Negli anni ho avuto a che fare con più di un architetto. L'ultima collaborazione è con Davide Macullo, di cui ho fotografato il Chenot Palace Weggis sul lago di Lucerna. Fotografo frequentemente l'architettura, ma non sempre il lavoro è commissionato da un architetto. Per esempio: il Palazzo Urbano e la Residenza le Torri a Locarno fanno parte di un lavoro sul contrasto urbano, le immagini dell'interno della Fondazione Anna e Gabriele Braglia a Lugano sono state commissionate dalla fondazione stessa, mentre l'opera di Livio Bernasconi nel Palazzo della Posta a Locarno è stata fotografata su commissione della SSAS, per la rivista «Arte+Architettura in Svizzera».
Più che un aneddoto mi viene da esprimere un senso di ammirazione, perché gli architetti con il loro lavoro definiscono l'aspetto del paesaggio, della città e del nostro modo di vivere. Creano un “secondo mondo” che è quello che ci dà protezione e sicurezza nel nostro spazio privato. Se pensiamo a quanto tempo viviamo all'interno di un edificio ne capiamo l'importanza. Spesso gli architetti diventano fotografi: io in un'altra vita probabilmente diventerei architetto.

Secondo lei la fotografia d'architettura ha un modo diverso di approcciarsi ai suoi soggetti rispetto alla fotografia tout court? Se sì, quali sono le differenze?
Un'affermazione che ripeto molto spesso è che la fotografia ha bisogno di tempo. Lavorare di fretta non dà buoni risultati. La fotografia d'architettura, senza dubbio, richiede attenzione, rigore e conoscenza del soggetto.
Come accennavo prima, fotografo spesso opere d'arte e considero l'architettura come tale.

«Per trasmettere il mio punto di vista devo captare lo spazio e intrappolarlo in un ulteriore spazio a due dimensioni; posso riuscirci solo grazie a un’alleata immancabile: la luce giusta»

La chiamano per fotografare un edificio. In che modo si approccia al soggetto? Cosa cerca, cosa le interessa mostrare?
Parto sempre dall'idea che un edifico è frutto di un pensiero creativo e quindi va capito e “sentito”. Il dialogo diretto con l'architetto è indispensabile per entrare in simbiosi e visualizzare le immagini già nella mente. Mi interessa anche mostrare come io percepisco il soggetto e le caratteristiche che lo rendono unico. Il mio punto di vista necessita sempre di captare lo spazio e intrappolarlo in un ulteriore spazio a due dimensioni; per farlo ho bisogno di un’alleata immancabile: la luce giusta.

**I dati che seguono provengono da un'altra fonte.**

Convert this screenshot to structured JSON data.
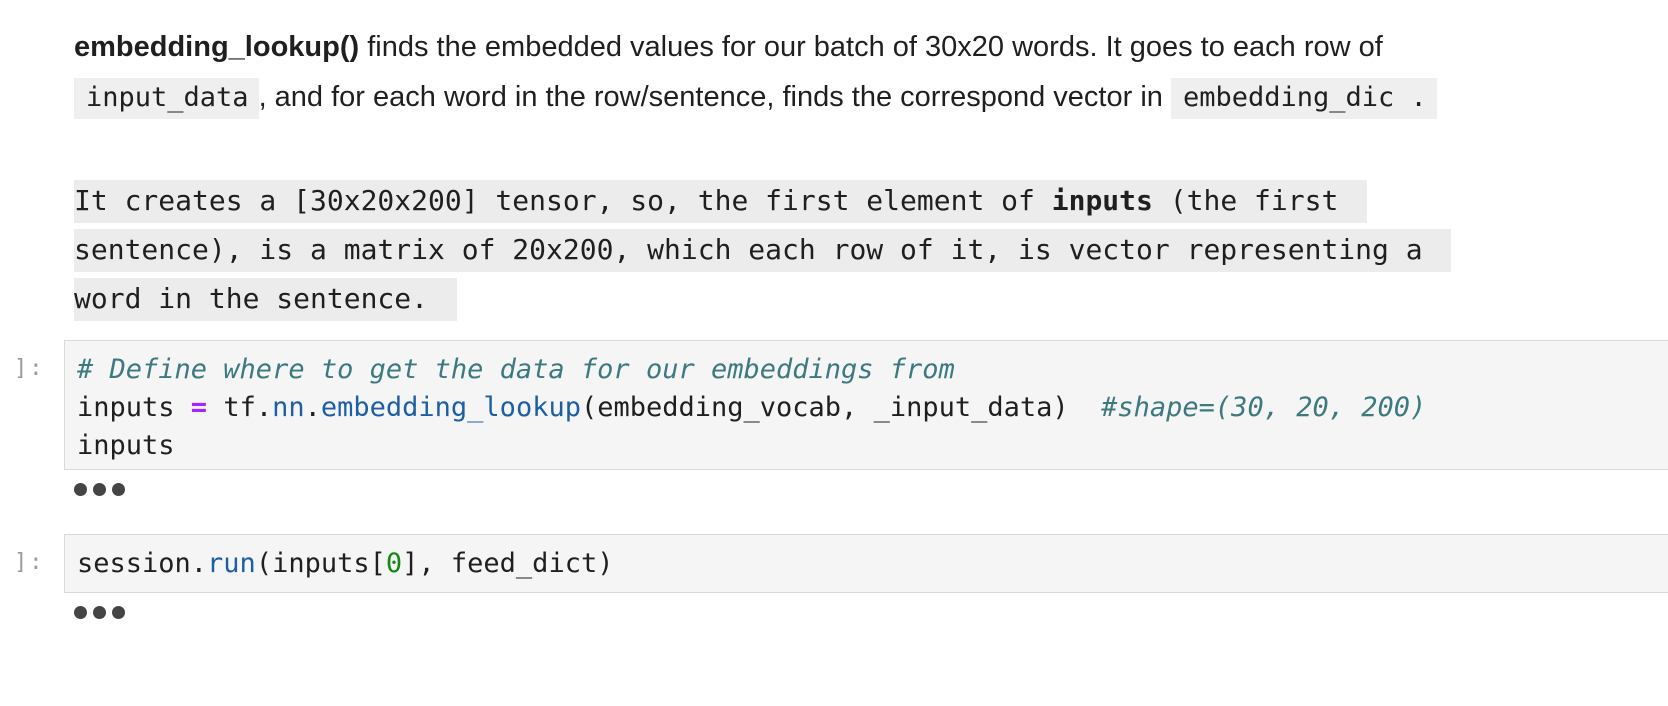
{
  "markdown": {
    "para1": {
      "bold_term": "embedding_lookup()",
      "text_a": " finds the embedded values for our batch of 30x20 words. It goes to each row of",
      "code_input": "input_data",
      "text_b": ", and for each word in the row/sentence, finds the correspond vector in ",
      "code_dic": "embedding_dic ."
    },
    "para2": {
      "line1_a": "It creates a [30x20x200] tensor, so, the first element of ",
      "line1_bold": "inputs",
      "line1_b": " (the first ",
      "line2": "sentence), is a matrix of 20x200, which each row of it, is vector representing a ",
      "line3": "word in the sentence. "
    }
  },
  "cells": [
    {
      "prompt": "]:",
      "comment": "# Define where to get the data for our embeddings from",
      "line2": {
        "var": "inputs ",
        "op": "=",
        "mod": " tf.",
        "attr1": "nn",
        "dot": ".",
        "attr2": "embedding_lookup",
        "args": "(embedding_vocab, _input_data)  ",
        "comment": "#shape=(30, 20, 200)"
      },
      "line3": "inputs"
    },
    {
      "prompt": "]:",
      "line1": {
        "pre": "session.",
        "attr": "run",
        "mid": "(inputs[",
        "num": "0",
        "post": "], feed_dict)"
      }
    }
  ],
  "icons": {
    "collapsed_output": "ellipsis-icon"
  }
}
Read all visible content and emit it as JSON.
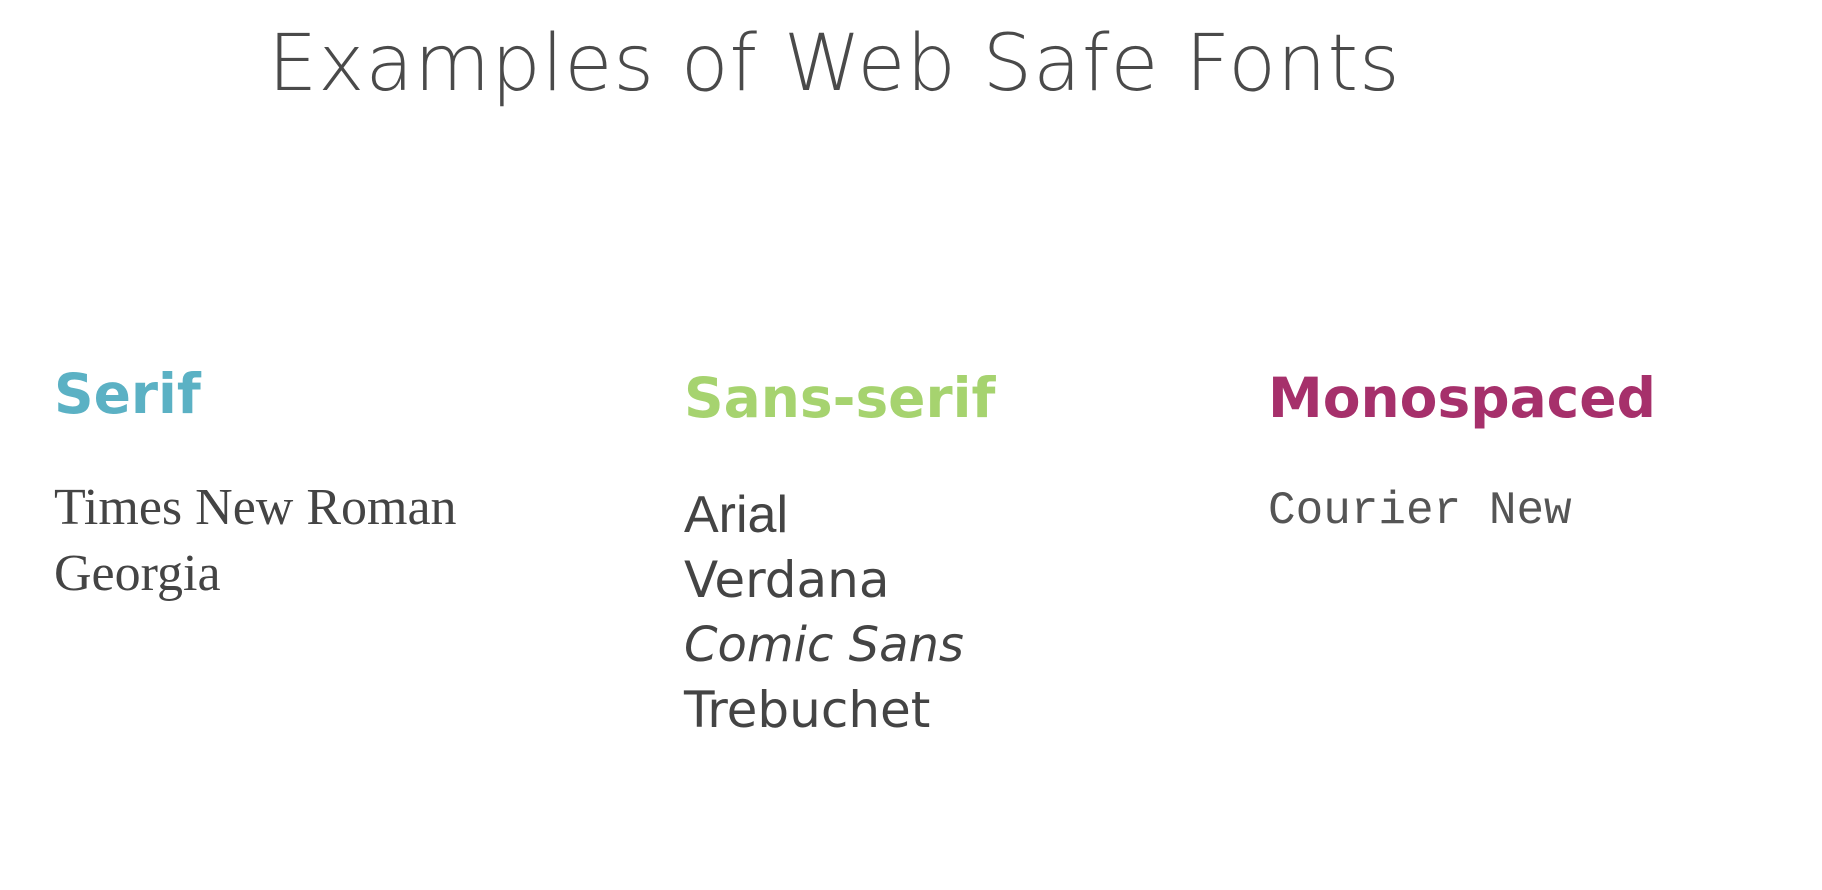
{
  "title": "Examples of Web Safe Fonts",
  "colors": {
    "serif_heading": "#5bb1c4",
    "sans_heading": "#a6d36f",
    "mono_heading": "#a6306b",
    "text": "#444444"
  },
  "columns": [
    {
      "heading": "Serif",
      "fonts": [
        "Times New Roman",
        "Georgia"
      ]
    },
    {
      "heading": "Sans-serif",
      "fonts": [
        "Arial",
        "Verdana",
        "Comic Sans",
        "Trebuchet"
      ]
    },
    {
      "heading": "Monospaced",
      "fonts": [
        "Courier New"
      ]
    }
  ]
}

Tra le fotografie che ci propone, le chiederei di sceglierne una che le sembra particolarmente riuscita e commentarla. Cosa mostra e perché le sembra che questa fotografia funzioni?
La fotografia della scultura di Jean Arp scattata a Basilea, nel contesto della Allgemeine Gewerbeschule dell'architetto Hermann Baur, su incarico della Fondazione Marguerite Arp di Solduno, in occasione dell’esposizione e pubblicazione «Public Arp». Trovo che riassume molto bene il mio lavoro e rende perfettamente l'idea di Arte e Architettura. Un esempio d'immagine nata dalla pazienza nell'aspettare la migliore illuminazione naturale.

Roberto Pellegrini è specializzato in fotografia di quadri, sculture e installazioni, oltre che di architettura, interni, ambienti e persone. Come fotografo collabora con svariati artisti e architetti, e con gallerie d’arte, musei e fondazioni con sede in Ticino. I suoi lavori sono stati presentati in mostre personali e collettive e pubblicati in libri, riviste e cataloghi d’arte. È membro di SBF (Fotografi professionisti e videomaker svizzeri) e di Visarte (associazione professionale svizzera delle arti visive).